After signing the contract, if the two organizations are interdependent and without a form of mutual respect, any single little problem can produce negotiations, arbitrations, and mediations in order to protect themselves.
Win-lose and lose-lose relationships are like affairs or one-night intercourse, but the purpose of both organizations is to have a marriage.
In today’s world, there is an easy way to quantify the level of respect in a business relationship. It is the time to receive a reply, for example, to an important email!
The party that is always slow or unresponsive to the questions and requests of the counterpart shows a low level of respect. Hence, the manufacturer and distributor should find an agreement allowing them to reach a good compromise.
5 Enthusiasm and Passion
Winning teams in every kind of sport enjoy being good at what they do, and they have fun doing it. A healthy, successful business relationship should be like a winning team full of enthusiasm, playful and lively.
The partners must work hard and invest a lot in the relationship but at the same time, they must enjoy working together toward the common objective and celebrate the success.
The manufacturer can instill energy in the relationship by helping the distributor building capability. Distributors appreciate manufacturers that help build their knowledge, capabilities, and selling skills. For instance, they may respond favorably if manufacturers provide technical and support staff to help them run specific programs such as field tests, courses, and product presentations.

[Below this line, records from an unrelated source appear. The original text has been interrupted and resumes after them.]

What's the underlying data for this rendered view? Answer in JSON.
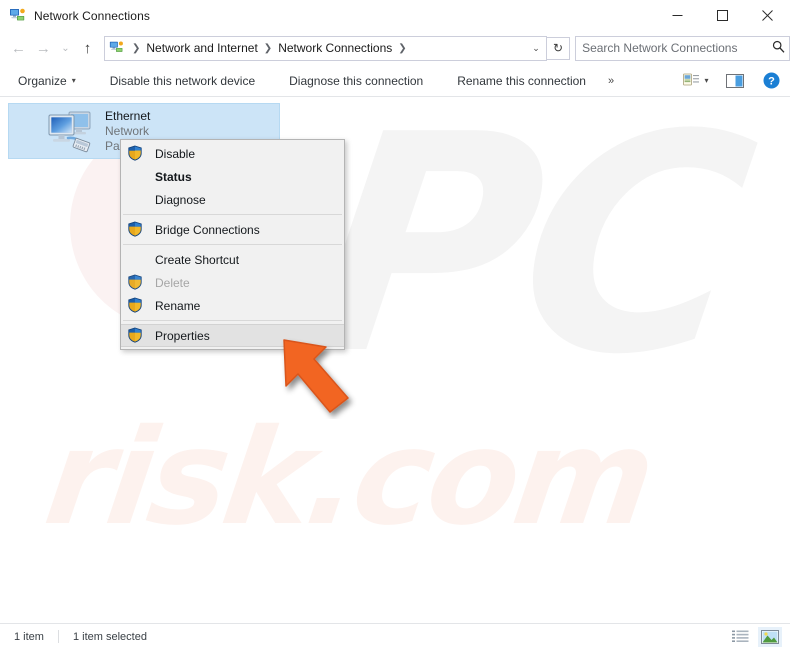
{
  "window": {
    "title": "Network Connections",
    "icon": "network-connections-icon",
    "controls": {
      "minimize": "—",
      "maximize": "☐",
      "close": "✕"
    }
  },
  "address_bar": {
    "back": "←",
    "forward": "→",
    "recent": "⌄",
    "up": "↑",
    "icon": "network-connections-icon",
    "crumbs": [
      "Network and Internet",
      "Network Connections"
    ],
    "separator": "❯",
    "trailing_separator": "❯",
    "dropdown": "⌄",
    "refresh": "↻"
  },
  "search": {
    "placeholder": "Search Network Connections",
    "value": "",
    "icon": "search-icon"
  },
  "command_bar": {
    "items": [
      {
        "label": "Organize",
        "has_caret": true
      },
      {
        "label": "Disable this network device",
        "has_caret": false
      },
      {
        "label": "Diagnose this connection",
        "has_caret": false
      },
      {
        "label": "Rename this connection",
        "has_caret": false
      }
    ],
    "overflow": "»",
    "view_options_icon": "change-view-icon",
    "view_options_caret": "▾",
    "preview_pane_icon": "preview-pane-icon",
    "help_icon": "help-icon",
    "help_glyph": "?"
  },
  "items": [
    {
      "name": "Ethernet",
      "network": "Network",
      "adapter": "Pa",
      "icon": "ethernet-adapter-icon",
      "selected": true
    }
  ],
  "context_menu": {
    "entries": [
      {
        "label": "Disable",
        "shield": true,
        "bold": false,
        "disabled": false,
        "hovered": false,
        "separator_after": false
      },
      {
        "label": "Status",
        "shield": false,
        "bold": true,
        "disabled": false,
        "hovered": false,
        "separator_after": false
      },
      {
        "label": "Diagnose",
        "shield": false,
        "bold": false,
        "disabled": false,
        "hovered": false,
        "separator_after": true
      },
      {
        "label": "Bridge Connections",
        "shield": true,
        "bold": false,
        "disabled": false,
        "hovered": false,
        "separator_after": true
      },
      {
        "label": "Create Shortcut",
        "shield": false,
        "bold": false,
        "disabled": false,
        "hovered": false,
        "separator_after": false
      },
      {
        "label": "Delete",
        "shield": true,
        "bold": false,
        "disabled": true,
        "hovered": false,
        "separator_after": false
      },
      {
        "label": "Rename",
        "shield": true,
        "bold": false,
        "disabled": false,
        "hovered": false,
        "separator_after": true
      },
      {
        "label": "Properties",
        "shield": true,
        "bold": false,
        "disabled": false,
        "hovered": true,
        "separator_after": false
      }
    ]
  },
  "status_bar": {
    "item_count": "1 item",
    "selection": "1 item selected",
    "view_details_icon": "details-view-icon",
    "view_large_icons_icon": "large-icons-view-icon"
  },
  "watermark": {
    "logo": "PC",
    "domain": "risk.com"
  },
  "annotation": {
    "pointer_icon": "orange-arrow-cursor",
    "points_at": "Properties"
  },
  "colors": {
    "selection": "#cce4f7",
    "menu_bg": "#f1f1f1",
    "menu_hover": "#e2e2e2",
    "accent": "#0078d7",
    "pointer_orange": "#f26522",
    "help_blue": "#1b7fd4"
  }
}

Ideally, the manufacturer should provide in-person training and frontline support to the distributor’s sales reps.
6 Alternatives
In general, we are more satisfied when we can choose between at least one alternative. In a manufacturer and distributor relationship, the situation is the same; competitive alternatives are vital resources to all parties in the business relationship.

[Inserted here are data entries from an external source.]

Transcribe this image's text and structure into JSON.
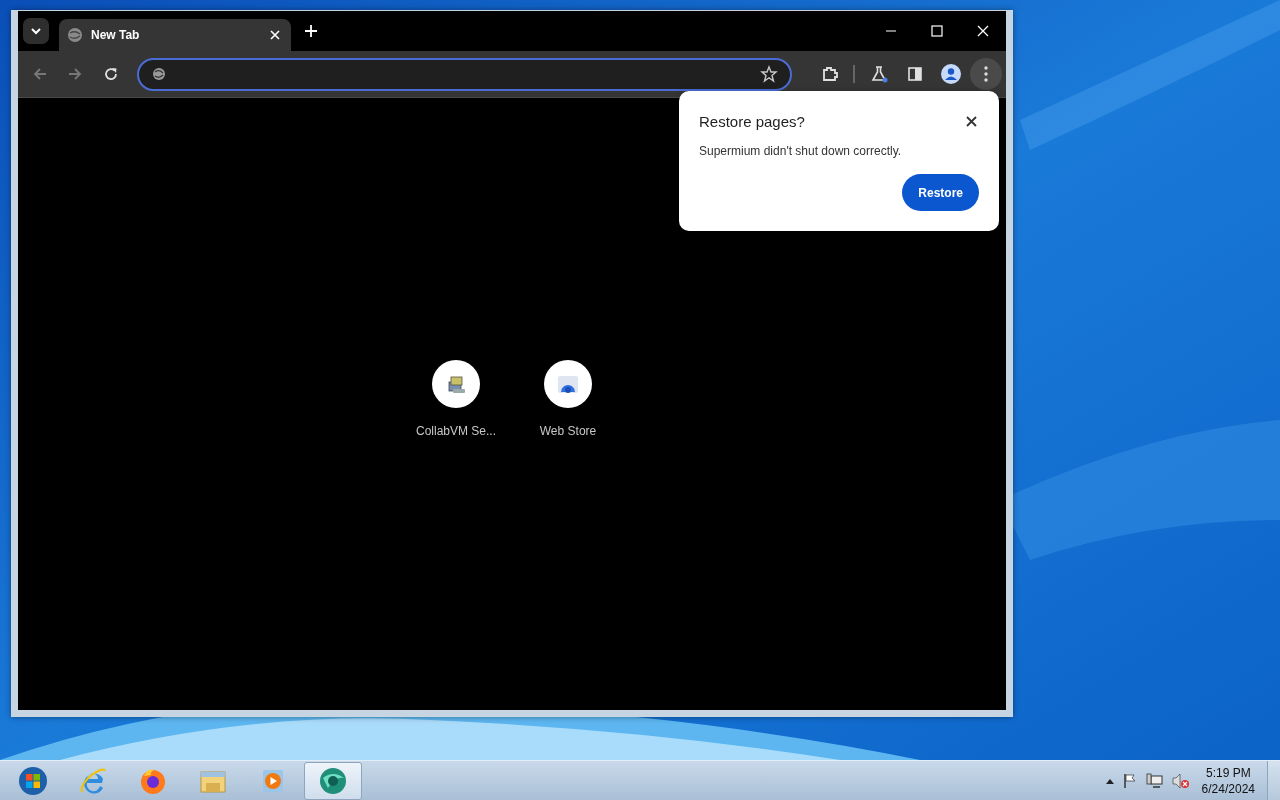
{
  "browser": {
    "tabs": [
      {
        "title": "New Tab",
        "selected": true
      }
    ],
    "address_bar": {
      "focused": true
    },
    "toolbar": {
      "back_disabled": true,
      "forward_disabled": true
    },
    "shortcuts": [
      {
        "label": "CollabVM Se...",
        "kind": "computer"
      },
      {
        "label": "Web Store",
        "kind": "store"
      }
    ],
    "restore_dialog": {
      "title": "Restore pages?",
      "message": "Supermium didn't shut down correctly.",
      "button": "Restore"
    }
  },
  "taskbar": {
    "apps": [
      {
        "kind": "start",
        "selected": false
      },
      {
        "kind": "ie",
        "selected": false
      },
      {
        "kind": "firefox",
        "selected": false
      },
      {
        "kind": "explorer",
        "selected": false
      },
      {
        "kind": "media",
        "selected": false
      },
      {
        "kind": "supermium",
        "selected": true
      }
    ],
    "clock": {
      "time": "5:19 PM",
      "date": "6/24/2024"
    }
  }
}
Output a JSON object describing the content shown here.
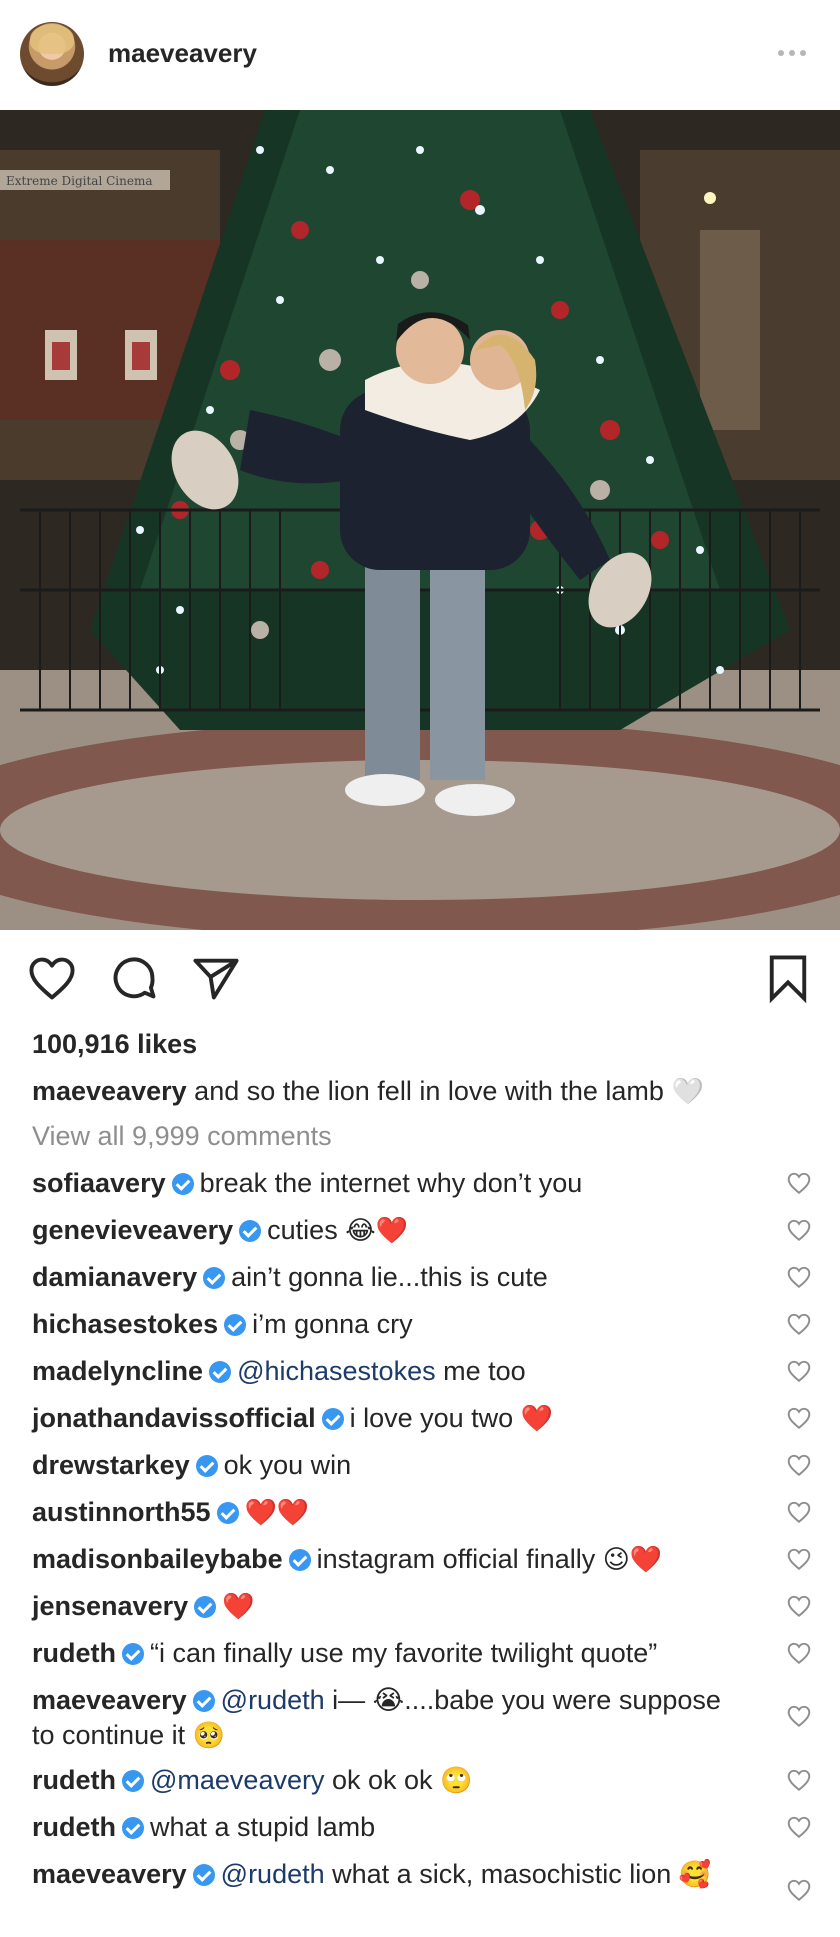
{
  "header": {
    "username": "maeveavery",
    "more_icon": "more-horizontal-icon"
  },
  "photo": {
    "sign_text": "Extreme Digital Cinema"
  },
  "actions": {
    "like_icon": "heart-outline-icon",
    "comment_icon": "comment-bubble-icon",
    "share_icon": "paper-plane-icon",
    "save_icon": "bookmark-icon"
  },
  "post": {
    "likes": "100,916 likes",
    "caption_user": "maeveavery",
    "caption_text": "and so the lion fell in love with the lamb",
    "caption_emoji": "🤍",
    "view_all": "View all 9,999 comments"
  },
  "comments": [
    {
      "user": "sofiaavery",
      "text": "break the internet why don’t you"
    },
    {
      "user": "genevieveavery",
      "text": "cuties",
      "emoji": "😂❤️"
    },
    {
      "user": "damianavery",
      "text": "ain’t gonna lie...this is cute"
    },
    {
      "user": "hichasestokes",
      "text": "i’m gonna cry"
    },
    {
      "user": "madelyncline",
      "mention": "@hichasestokes",
      "text": "me too"
    },
    {
      "user": "jonathandavissofficial",
      "text": "i love you two",
      "emoji": "❤️"
    },
    {
      "user": "drewstarkey",
      "text": "ok you win"
    },
    {
      "user": "austinnorth55",
      "text": "",
      "emoji": "❤️❤️"
    },
    {
      "user": "madisonbaileybabe",
      "text": "instagram official finally",
      "emoji": "😉❤️"
    },
    {
      "user": "jensenavery",
      "text": "",
      "emoji": "❤️"
    },
    {
      "user": "rudeth",
      "text": "“i can finally use my favorite twilight quote”"
    },
    {
      "user": "maeveavery",
      "mention": "@rudeth",
      "text": "i— 😭....babe you were suppose to continue it",
      "emoji": "🥺"
    },
    {
      "user": "rudeth",
      "mention": "@maeveavery",
      "text": "ok ok ok",
      "emoji": "🙄"
    },
    {
      "user": "rudeth",
      "text": "what a stupid lamb"
    },
    {
      "user": "maeveavery",
      "mention": "@rudeth",
      "text": "what a sick, masochistic lion",
      "emoji": "🥰"
    }
  ],
  "colors": {
    "verified": "#3897f0",
    "mention": "#1c3a6a",
    "muted": "#8e8e8e",
    "text": "#262626"
  }
}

I’m convinced that the most successful, the most durable, and the most satisfactory relationships are between “consenting partners.” Both parties must have a conscious involvement, be free to choose among alternatives, and enjoy the relationship.
Final Thoughts
The most successful organizations (manufacturers and distributors) search for long-term business partnerships and they base their relationship on these 6 ingredients. They will consider what they want from a partnership, which partner is best positioned to provide it, and the agreement that can benefit both parties.
And once a manufacturer distributor partnership is established, the parties must remain fully committed and lend their full support to each other.